Barry Farm’s history goes back to emancipation. It was part of the first 375-acre settlement in D.C. created for African-American ownership by the Freedman’s Bureau in 1862. 

RELATED: Documenting a dying history: Journalist captures final days at DC's Barry Farm

Since then, it has been the site of many other milestones of D.C.'s civil rights and cultural history.

Much of the 34-acre Barry Farm low-income housing complex of today has already been bulldozed. Narouzi wants to prevent a portion of the remaining buildings from being torn down.

On a historic walking tour Saturday, Norouzi brought people past some of those sites.

"We’ve already lost a very important landmark, which is the home where Junkyard Band was founded," Norouzi said.

Junkyard Band member, Darrell ‘Blue Eye’ Arrington, said Barry Farm will always have a special place in his heart. 

"There ain’t nothing like coming home and you never forget where you’ve come from," Arrington said.

RELATED: Final days at Barry Farm public housing in DC

D.C. resident Tiffany Willis, said she also thinks Barry Farm should be preserved.  
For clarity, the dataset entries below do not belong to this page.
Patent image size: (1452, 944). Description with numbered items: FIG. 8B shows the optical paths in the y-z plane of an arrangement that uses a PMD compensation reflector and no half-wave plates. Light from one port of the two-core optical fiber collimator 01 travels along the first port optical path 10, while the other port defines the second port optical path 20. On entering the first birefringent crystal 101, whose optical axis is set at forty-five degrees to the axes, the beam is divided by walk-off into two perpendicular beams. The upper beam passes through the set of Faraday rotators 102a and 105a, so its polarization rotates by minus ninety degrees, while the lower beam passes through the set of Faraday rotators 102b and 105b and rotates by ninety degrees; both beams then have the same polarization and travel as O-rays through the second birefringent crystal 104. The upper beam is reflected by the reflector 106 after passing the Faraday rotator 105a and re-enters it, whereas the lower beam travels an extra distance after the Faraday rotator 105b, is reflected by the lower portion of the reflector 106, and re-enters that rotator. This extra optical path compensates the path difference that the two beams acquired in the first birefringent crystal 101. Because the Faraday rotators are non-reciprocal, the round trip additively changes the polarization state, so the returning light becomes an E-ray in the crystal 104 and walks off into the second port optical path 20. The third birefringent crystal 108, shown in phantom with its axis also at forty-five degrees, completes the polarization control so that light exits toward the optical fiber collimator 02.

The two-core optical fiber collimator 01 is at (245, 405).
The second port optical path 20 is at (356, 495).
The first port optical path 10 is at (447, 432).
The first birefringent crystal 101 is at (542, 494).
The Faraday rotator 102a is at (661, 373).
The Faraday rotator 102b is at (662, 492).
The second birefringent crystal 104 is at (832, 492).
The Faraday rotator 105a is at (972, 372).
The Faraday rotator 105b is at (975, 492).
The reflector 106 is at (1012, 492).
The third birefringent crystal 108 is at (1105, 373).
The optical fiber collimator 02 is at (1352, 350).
"Barry Farms is definitely a part of the fabric that makes D.C., D.C.,” Willis said.

Executive Director of D.C.'s Housing Authority, Tyrone Garret, said D.C. chose to bulldoze because the cost of renovating would have been higher than the cost to rebuild from the ground up.
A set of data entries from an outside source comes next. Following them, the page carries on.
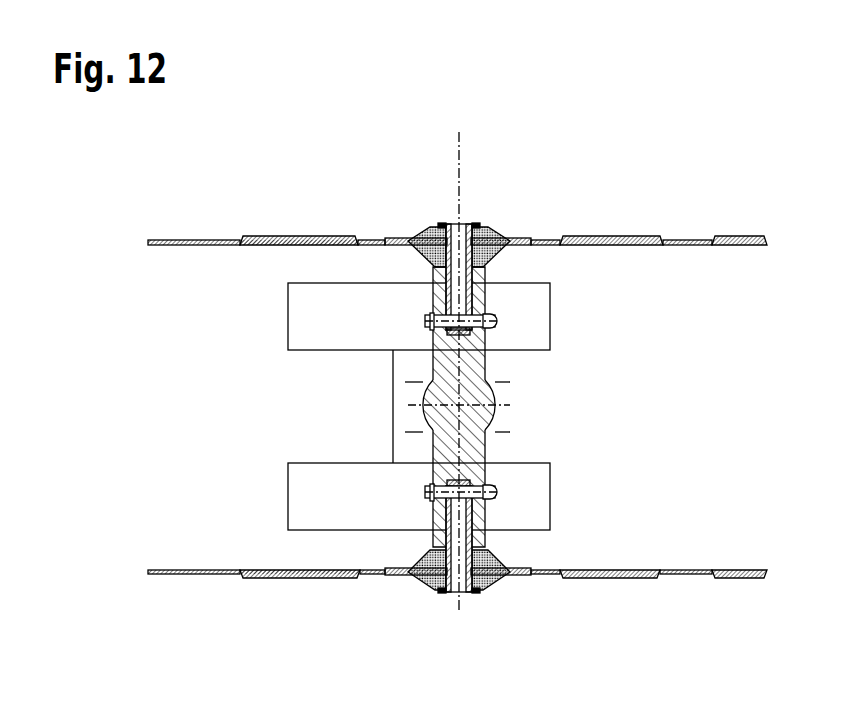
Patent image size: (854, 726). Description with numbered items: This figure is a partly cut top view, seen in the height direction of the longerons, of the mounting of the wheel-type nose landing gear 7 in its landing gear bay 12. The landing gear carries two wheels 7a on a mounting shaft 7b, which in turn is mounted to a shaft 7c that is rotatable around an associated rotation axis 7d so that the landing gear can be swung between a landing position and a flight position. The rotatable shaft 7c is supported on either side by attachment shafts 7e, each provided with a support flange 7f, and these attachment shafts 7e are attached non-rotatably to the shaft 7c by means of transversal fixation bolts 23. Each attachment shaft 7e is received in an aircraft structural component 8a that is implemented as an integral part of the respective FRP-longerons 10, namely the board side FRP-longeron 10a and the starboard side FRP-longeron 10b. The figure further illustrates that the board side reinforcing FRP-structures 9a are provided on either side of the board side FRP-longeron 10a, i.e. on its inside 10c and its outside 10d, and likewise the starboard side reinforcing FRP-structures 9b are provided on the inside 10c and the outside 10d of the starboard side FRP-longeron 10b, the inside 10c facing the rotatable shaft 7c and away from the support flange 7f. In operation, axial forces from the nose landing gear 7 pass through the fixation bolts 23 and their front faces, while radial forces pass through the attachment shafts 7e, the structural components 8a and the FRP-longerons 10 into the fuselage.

The wheel-type nose landing gear 7 is at (213, 380).
The wheels 7a is at (540, 323).
The mounting shaft 7b is at (487, 415).
The shaft 7c is at (476, 366).
The rotation axis 7d is at (457, 140).
The attachment shaft 7e is at (448, 300).
The support flange 7f is at (445, 223).
The aircraft structural component 8a is at (500, 262).
The board side reinforcing FRP-structures 9a is at (412, 228).
The starboard side reinforcing FRP-structures 9b is at (412, 557).
The FRP-longerons 10 is at (645, 582).
The board side FRP-longeron 10a is at (618, 250).
The starboard side FRP-longeron 10b is at (618, 566).
The inner side surface 10c is at (530, 252).
The outside 10d is at (528, 236).
The landing gear bay 12 is at (186, 512).
The fixation bolts 23 is at (447, 334).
"We’re not trying to rebuild a community," Garrett said. "We are actually really trying to revitalize it."

Garrett said the district has an additional 14 low-income housing complexes in need of repair and renovation. With regard to historic preservation, Garrett said wants to find a solution.

"We can find a happy median and work with all the residents," Garrett said.

The historic preservation board will decide on whether to grant the historic landmark designation, on Sept. 26.